The Game Changer
How Harry Reid Remade the Rules and Showed Democrats How to Fight
-
-
4.5 • 4 Ratings
-
-
- $14.99
Publisher Description
How did the son of a laundress for local brothels end up one of America’s most powerful politicians and the Senate’s most bare-knuckled Democrat? Political journalist Jon Ralston gives us the first full biography of Harry Reid, the five-time Senator from Nevada whose ruthlessness and tenacity produced the most groundbreaking legislation of the late 20th century, and who also invented the tactics that would keep his Democratic Party in control. For that, he inspired loyalty and derision, admiration and disdain. But his legacy of change speaks for itself.
Born in tiny Searchlight, Nevada, Harry Reid rose from a childhood in a ramshackle home in the middle of nowhere to become the Democratic leader who ensured Obamacare became law, that the nation’s banks played by the rules, and who helped rescue the American economy by pushing through a stimulus bill.
His political instincts were forged in the take-no-prisoners culture of Nevada where he was once investigated by the FBI for his ties to the mob. He persuaded a Republican senator to switch parties to gain partisan control, and he changed the Senate filibuster rules to save President Obama’s lower court nominees. That maneuver later helped Republicans to cement the appointments of three Supreme Court justices. Reid also became a formidable force in Nevada, building a political machine that turned a red state blue and left an unmatched legacy on infrastructure and the environment—including squelching a planned nuclear waste dump.
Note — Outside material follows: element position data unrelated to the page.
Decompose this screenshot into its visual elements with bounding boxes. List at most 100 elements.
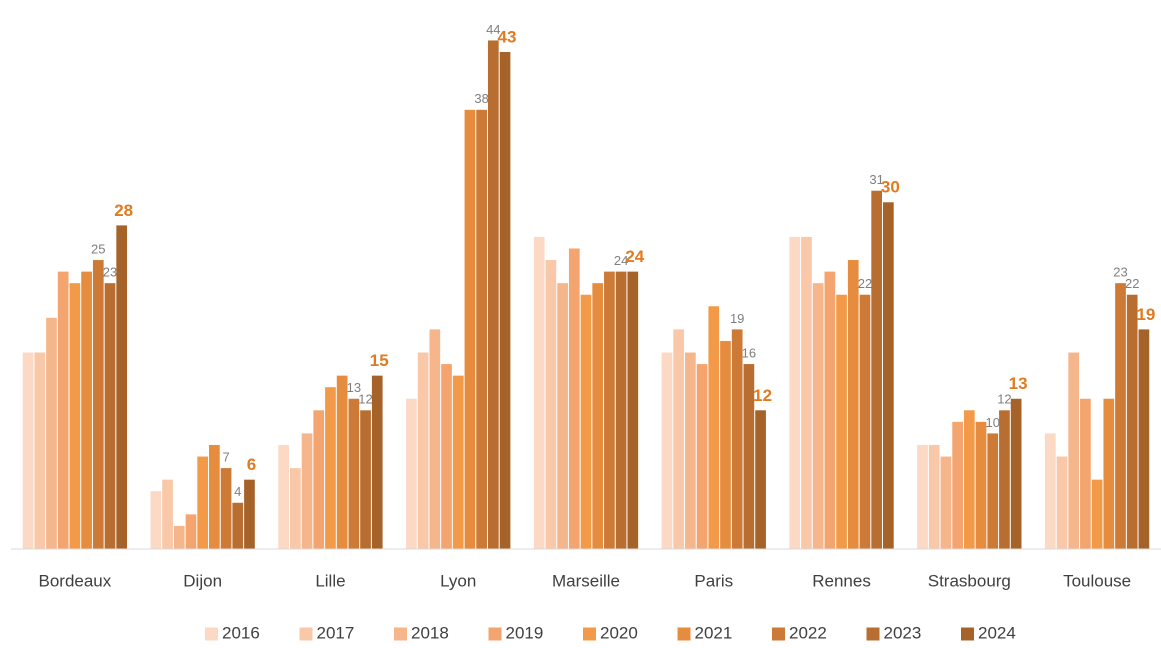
- bar: [92, 260, 104, 549]
- bar: [824, 271, 836, 549]
- bar: [197, 456, 209, 549]
- legend-swatch: [205, 627, 218, 641]
- bar: [836, 294, 847, 549]
- bar: [871, 190, 883, 549]
- data-label: 15: [370, 351, 389, 370]
- data-label: 30: [881, 178, 900, 197]
- x-tick-label: Bordeaux: [38, 571, 111, 590]
- bar: [325, 387, 336, 549]
- data-label: 38: [474, 91, 488, 106]
- data-label: 4: [234, 484, 241, 499]
- bar: [627, 271, 639, 549]
- bar: [604, 271, 615, 549]
- legend-label: 2019: [506, 623, 544, 642]
- data-label: 12: [997, 392, 1011, 407]
- data-label: 12: [753, 386, 772, 405]
- bar: [57, 271, 69, 549]
- bar: [963, 410, 975, 549]
- bar: [1126, 294, 1138, 549]
- bar: [476, 109, 487, 550]
- legend-label: 2017: [317, 623, 355, 642]
- bar: [452, 375, 464, 549]
- bar: [731, 329, 743, 549]
- data-label: 23: [1113, 265, 1127, 280]
- bar: [755, 410, 766, 549]
- x-tick-label: Toulouse: [1063, 571, 1131, 590]
- bar: [22, 352, 34, 549]
- bar: [173, 525, 185, 549]
- data-label: 22: [1125, 276, 1139, 291]
- x-tick-label: Strasbourg: [928, 571, 1011, 590]
- bar: [185, 514, 197, 549]
- bar: [406, 398, 417, 549]
- legend-swatch: [677, 627, 691, 641]
- x-tick-label: Paris: [694, 571, 733, 590]
- bar: [46, 317, 57, 549]
- bar: [244, 479, 255, 549]
- bar: [1010, 398, 1022, 549]
- legend-swatch: [961, 627, 974, 641]
- bar: [104, 283, 116, 549]
- bar: [685, 352, 696, 549]
- legend-label: 2023: [884, 623, 922, 642]
- bar: [592, 283, 604, 549]
- bar: [1138, 329, 1150, 549]
- bar: [429, 329, 441, 549]
- bar: [580, 294, 592, 549]
- bar: [673, 329, 685, 549]
- bar: [162, 479, 173, 549]
- bar: [708, 306, 720, 549]
- data-label: 12: [358, 392, 372, 407]
- data-label: 10: [985, 415, 999, 430]
- x-tick-label: Lille: [315, 571, 345, 590]
- bar: [278, 444, 289, 549]
- data-label: 24: [614, 253, 628, 268]
- bar: [1044, 433, 1056, 549]
- bar: [209, 444, 220, 549]
- legend-label: 2016: [222, 623, 260, 642]
- bar: [1056, 456, 1068, 549]
- data-label: 22: [858, 276, 872, 291]
- data-label: 6: [247, 455, 256, 474]
- x-tick-label: Marseille: [552, 571, 620, 590]
- bar: [69, 283, 81, 549]
- data-label: 23: [103, 265, 117, 280]
- bar: [220, 468, 232, 549]
- bar: [441, 364, 452, 549]
- bar: [336, 375, 348, 549]
- bar: [1115, 283, 1126, 549]
- bar: [301, 433, 313, 549]
- data-label: 19: [730, 311, 744, 326]
- data-label: 24: [625, 247, 644, 266]
- bar: [1068, 352, 1080, 549]
- legend-label: 2020: [600, 623, 638, 642]
- legend-swatch: [866, 627, 880, 641]
- bar: [1091, 479, 1103, 549]
- bar: [847, 260, 859, 549]
- bar: [812, 283, 824, 549]
- legend-swatch: [772, 627, 785, 641]
- bar: [533, 236, 545, 550]
- data-label: 19: [1136, 305, 1155, 324]
- data-label: 25: [91, 241, 105, 256]
- bar: [917, 444, 928, 549]
- bar: [348, 398, 360, 549]
- legend-swatch: [394, 627, 407, 641]
- bar: [150, 491, 162, 549]
- data-label: 16: [742, 346, 756, 361]
- bar: [568, 248, 580, 549]
- bar: [801, 236, 812, 550]
- data-label: 44: [486, 22, 500, 37]
- bar: [557, 283, 568, 549]
- bar: [859, 294, 871, 549]
- bar: [1103, 398, 1115, 549]
- x-tick-label: Dijon: [183, 571, 222, 590]
- data-label: 13: [1009, 374, 1028, 393]
- bar: [34, 352, 46, 549]
- legend-label: 2021: [695, 623, 733, 642]
- x-tick-label: Lyon: [440, 571, 476, 590]
- bar: [116, 225, 128, 549]
- bar: [928, 444, 940, 549]
- bar: [952, 421, 963, 549]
In The Game Changer, Ralston shows the endurance of his accomplishments, but also his role in the enduring dysfunction of what was once called the world’s greatest deliberative body. It is a complicated portrait of a man who would not be denied.
PUBLISHERS WEEKLY
Former Senate majority leader Harry Reid was a ruthless political operator who embodied the Democratic Party's journey leftward, according to this incisive debut biography. Journalist Ralston recaps Reid's Dickensian boyhood in Searchlight, Nev., where he grew up in a shack made of railroad ties and chicken wire. A law career and rise in local politics ensued, including a dramatic stint as chairman of the Nevada Gaming Commission, where he wrangled with a mobbed-up casino industry. (He helped the FBI nail a corrupt slot-machine impresario—"You tried to bribe me, you son of a bitch," he yelled while choking the perp—after which his wife found a bomb in their car.) Reid's reign as Majority Leader, from 2007 to 2015 was marked by assiduous relationship-building, occasional smear campaigns—he falsely told reporters that Mitt Romney had not paid taxes for 10 years—and canny horse trading. Reid often put power over principle, Ralston observes, as when he pushed to weaken the filibuster in 2013 after opposing that measure when Republicans proposed it. Reid's evolving policy stances reflect the Democrats' shift leftward, Ralston argues, noting that, early on, Reid supported a right-to-life amendment, opposed measures protecting gay people from discrimination, and even proposed abolishing birthright citizenship. Ralston paints Reid as, above all, wryly self-aware of his own willingness to bend his principles to make progress. It's an insightful, entertaining portrait.